So, I ask my daughter last Friday if she had any homework over the weekend. "Yeah, I have to watch some video for Language Arts."
"Why?" I asked.
"We have to write an essay on it later this week about why America is great."
I later watch my daughter punch up the video on our laptop, and it's this website:
http://www.stosselintheclassroom.org...
Well, my wife and I watched the accompanying video, and it's like a disgusting highlight reel of many overplayed Fox News right-wing manufactured controversies over the last 2 years. The video is 40 minutes, but if you have the time, the only way to fully understand our outrage is to watch all the segments yourself as if you are the parent of an 8th grader who has to write an essay on it. If you can't watch the whole thing, you can at least get a flavor from the first embed of the introduction. (Diary continues below the embedded videos).
The full-length video lists certain American values that distinguish America from other countries in a way that makes America great.
For example, there is a segment touting freedom of speech. The segment highlights examples of censorship and of free speech and begins with a video snippet of Canadian students protesting Ann Coulter giving a speech as a setup to the dangers of unfair censorship. The video then shows a person (whom I'm fairly certain was tea-partier) screaming "you work for me!!" at a health care town hall meeting as an example of how great freedom of speech is.
The segment on how America is less racist than other countries uses a video clip of Jeremiah Wright's sermon to set up the issue of racism in America, and interviews Dinesh D'Souza to talk glowingly about how America is not racist anymore. (Yes, the same author who believes that Obama harbors resentment to the British because of its colonial rule of Kenya, and furthers the notion that Obama is more African than American http://mediamatters.org/... ).
The video just goes on and on citing its list of benign and relatively non-controversial American values, then showing a video segment of a "liberal" foil seemingly opposed or hostile to the value, and then Stossel's or some stooge's slanted take on what that value means to real Americans. This is all meant to present to middle schoolers and high schoolers the Fox News right wing world view. There's not even really a token attempt at context or balance. It's just, well...obnoxious.

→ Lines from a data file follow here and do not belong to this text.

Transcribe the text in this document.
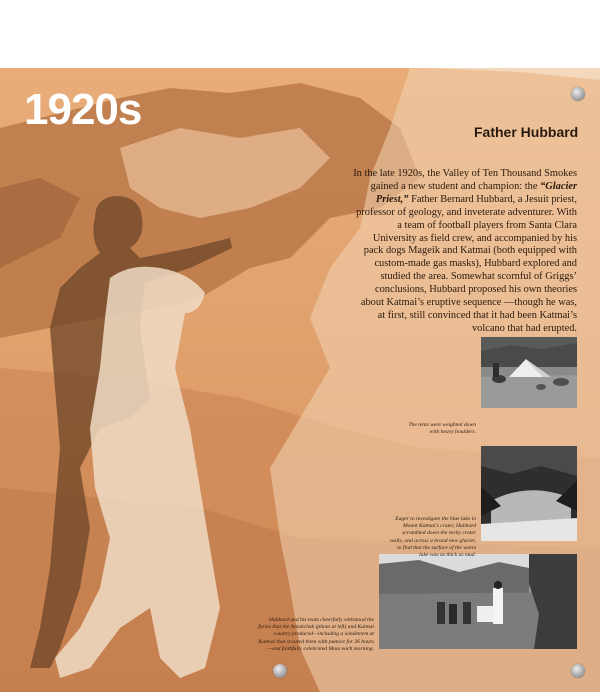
1920s
The tents were weighted down with heavy boulders.
Eager to investigate the blue lake in Mount Katmai’s crater, Hubbard scrambled down the rocky crater walls, and across a brand new glacier, to find that the surface of the warm lake was as thick as mud.
Hubbard and his team cheerfully withstood the furies that the Aniakchak (photo at left) and Katmai country produced—including a windstorm at Katmai that scoured them with pumice for 36 hours—and faithfully celebrated Mass each morning.
Father Hubbard
In the late 1920s, the Valley of Ten Thousand Smokes gained a new student and champion: the “Glacier Priest,” Father Bernard Hubbard, a Jesuit priest, professor of geology, and inveterate adventurer. With a team of football players from Santa Clara University as field crew, and accompanied by his pack dogs Mageik and Katmai (both equipped with custom-made gas masks), Hubbard explored and studied the area. Somewhat scornful of Griggs’ conclusions, Hubbard proposed his own theories about Katmai’s eruptive sequence —though he was, at first, still convinced that it had been Katmai’s volcano that had erupted.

To give you some context and setting on the school: we live in a politically conservative suburb; the school and the school system are generally just fine and my wife and I are satisfied that our daughter is well on her way to having a solid educational foundation as she (hopefully) heads to college; the school district did just have an ideological purging of nominally Republican long term school board members in favor of 'true belivers' from the tea party, along with a new Superintendent who came from a hiring process influenced by the American Enterprise Institute; the teacher herself has previously used contests on the internet as curriculum; the teacher also told the class today that she has not herself seen the video yet (which, although disturbing for other reasons, likely means the teacher is clueless on who Stossel is and is not necessarily some right-wing ideologue on a mission to change America).
We have tentatively concluded that the teacher saw a seemingly benign essay contest with the students having a chance to win $1500 and a trip to New York City, and thought it sounded like a good idea. We are less upset with the teacher than at what looks to be a very pernicious attempt by Fox News and John Stossel of spreading their worldview in a Trojan Horse essay contest to children across America.
We thought it important to highlight this contest via a diary, as we have not seen any mention of it on Media Matters or any other blog/watchdog of the Republican propoganda machine. We are also wondering if any other parents out there are having their kids subjected to this. Finally, the contest states that it is being sponsored by the Sandra and Laurence Post Family Foundation, and I couldn't find anything out about the foundation or the Posts themselves on the internet. Anyone know anything about the foundation or the Posts?
If there is a silver lining, our daughter is getting a great education this week from her parents on what really makes America great while also learning about the evils of propaganda generally and Fox News specifically.